Active clinical trials for "Panic Disorder"

The purpose of this study is to determine whether treatment of patients with anxiety according to the Collabri Model is more effective in reducing symptoms compared to treatment as usual (TAU)

Background: There is need for more effectiveness studies concerning treatment of emotional symptom problems indicating anxiety and depression in adolescents. SMART is the only treatment manual for combined emotional disorders developed in Norwegian. Purpose: To find the best individualized treatment for adolescents with emotional difficulties by: Finding criteria for the selection of appropriate patients for treatment with cognitive-behavior therapy program SMART in an outpatient population (14-18 years). Finding predictors of completion of treatment program SMART. Examining the effects of treatment with the SMART program at 6 months follow-up. Design: A randomized controlled study in six outpatient clinics in the north of Norway. N= 160 referred adolescents (14-18 years) with score above 6 on the Emotional Problems scale of the Strength and Difficulties Questionnaire (SDQ). Two thirds are treated according to the SMART-manual immediately, while the waiting list control group is treated with SMART after six weeks. Hypothesis: The SMART treatment is an effective treatment for emotional symptom problems. Publication: The results sought published internationally and nationally and will be communicated to clinicians.

The purpose of this study is to determine whether care as usual or intervention (consisting of sertraline versus placebo), are effective in the treatment of panic disorder and/or depression driven noncardiac chest pain.

The efficacy of two forms of psychotherapy with panic disordered patients, a cognitive-behavioral and a psychodynamic one, are compared under two different, randomized conditions: randomization or self-selection. The basic hypotheses are that the efficacy of both treatments is higher and that the efficacy difference is smaller under self-selection than randomized conditions.

This 8-week, pilot randomized, controlled trial to evaluate the benefits of transdiagnostic Internet-based CBT (iCBT) in young adults with MDD, SAD, PD or GAD. The investigators hypothesize that patients who receive iCBT will show significant improvement in anxiety symptoms and functioning, compared to a wait-list group. This pilot randomized controlled study will assess the efficacy of transdiagnostic iCBT in 60 young adults.

This study will determine the relative effectiveness of three psychotherapies in treating people with a panic disorder.

This 6-month study, with a 3-month follow up period, will compare the effectiveness of new and traditional psychotherapies for depression with panic or anxiety symptoms.

The primary objective for the study is to test the hypothesis that sertraline plus alprazolam XR will result in superior early stabilization of primary care PD patients versus sertraline/placebo over a 12-week treatment period. The secondary objectives of the study are a) to assess withdrawal symptoms during alprazolam XR taper (weeks 5-7 of the 12-week trial) and after discontinuation, b) to compare physical health outcomes, medical services utilization, and cost-effectiveness of the two study interventions across the 12-week treatment period and subsequent three month maintenance treatment with sertraline alone, and c) to assess whether early co-administration of sertraline/ alprazolam XR will result in greater maintenance of treatment response than sertraline/placebo over the three months following the 12 week acute treatment program.

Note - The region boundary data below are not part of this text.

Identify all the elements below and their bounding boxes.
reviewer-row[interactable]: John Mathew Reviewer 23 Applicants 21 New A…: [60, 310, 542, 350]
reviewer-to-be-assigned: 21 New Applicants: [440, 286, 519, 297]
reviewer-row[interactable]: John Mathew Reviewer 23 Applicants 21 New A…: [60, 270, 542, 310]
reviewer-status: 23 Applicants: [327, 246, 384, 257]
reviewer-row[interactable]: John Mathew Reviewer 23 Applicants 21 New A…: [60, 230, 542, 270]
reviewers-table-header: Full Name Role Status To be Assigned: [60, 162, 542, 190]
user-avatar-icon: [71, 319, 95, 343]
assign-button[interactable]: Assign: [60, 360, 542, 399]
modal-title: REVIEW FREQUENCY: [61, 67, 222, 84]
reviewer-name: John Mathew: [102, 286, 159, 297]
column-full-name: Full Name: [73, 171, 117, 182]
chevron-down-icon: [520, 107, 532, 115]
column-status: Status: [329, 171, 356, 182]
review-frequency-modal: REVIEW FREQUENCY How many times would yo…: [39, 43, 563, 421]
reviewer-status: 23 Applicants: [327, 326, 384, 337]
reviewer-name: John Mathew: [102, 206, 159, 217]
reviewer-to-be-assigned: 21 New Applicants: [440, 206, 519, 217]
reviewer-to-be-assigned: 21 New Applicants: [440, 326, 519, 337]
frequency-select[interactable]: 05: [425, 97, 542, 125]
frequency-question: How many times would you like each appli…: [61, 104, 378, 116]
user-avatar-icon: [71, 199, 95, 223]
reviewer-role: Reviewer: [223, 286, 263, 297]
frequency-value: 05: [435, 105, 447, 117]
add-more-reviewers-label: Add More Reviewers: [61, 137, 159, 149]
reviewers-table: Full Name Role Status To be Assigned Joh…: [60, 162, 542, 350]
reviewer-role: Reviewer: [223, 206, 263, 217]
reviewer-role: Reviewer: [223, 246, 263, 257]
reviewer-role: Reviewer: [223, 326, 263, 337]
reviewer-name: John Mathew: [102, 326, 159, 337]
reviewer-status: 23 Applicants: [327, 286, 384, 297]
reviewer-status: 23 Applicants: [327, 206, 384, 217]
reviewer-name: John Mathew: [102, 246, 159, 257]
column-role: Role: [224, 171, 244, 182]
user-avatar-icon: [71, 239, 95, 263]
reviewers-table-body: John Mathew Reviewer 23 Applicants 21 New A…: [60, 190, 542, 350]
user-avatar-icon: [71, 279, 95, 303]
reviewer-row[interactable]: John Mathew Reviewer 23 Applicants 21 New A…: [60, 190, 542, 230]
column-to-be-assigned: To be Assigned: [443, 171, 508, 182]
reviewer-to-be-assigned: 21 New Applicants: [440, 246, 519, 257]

Virtual Reality Exposure Therapy (VRET) is an effective treatment for anxiety disorders, particularly for specific phobias as fear of heights and fear of flying (e.g. Powers & Emmelkamp, 2008). Recent technological advances (e.g. more realistic avatars) make research into the efficacy of VRET for participants with elevated agoraphobic symptoms desirable. Therefore, the aim of the present research proposal is to investigate the comparative efficacy of: enhanced VRET making use of the latest avatar technology with exposure in vivo in agoraphobic participants wait-list control.

The aim of this study was to compare two ways of administrating the complementary psychological support (scheduled vs. non-scheduled) in an online self-help program for panic disorder. In order to do so, the investigators studied: a) If there were differences in the intensity and frequency of the symptoms of panic disorder. b) If there were differences in the therapeutic adherence between the subjects receiving both kinds of complementary support. c) If the more time spent by a psychologist in therapeutic interventions produced the best results of therapeutic adherence / symptom improvement. Seventy seven subjects followed the online self-help program for 8 weeks; 27 subjects had the support of a therapist via phone when they required it, 25 subjects had the support of a therapist weekly and 25 subjects were in the waiting list as a control group.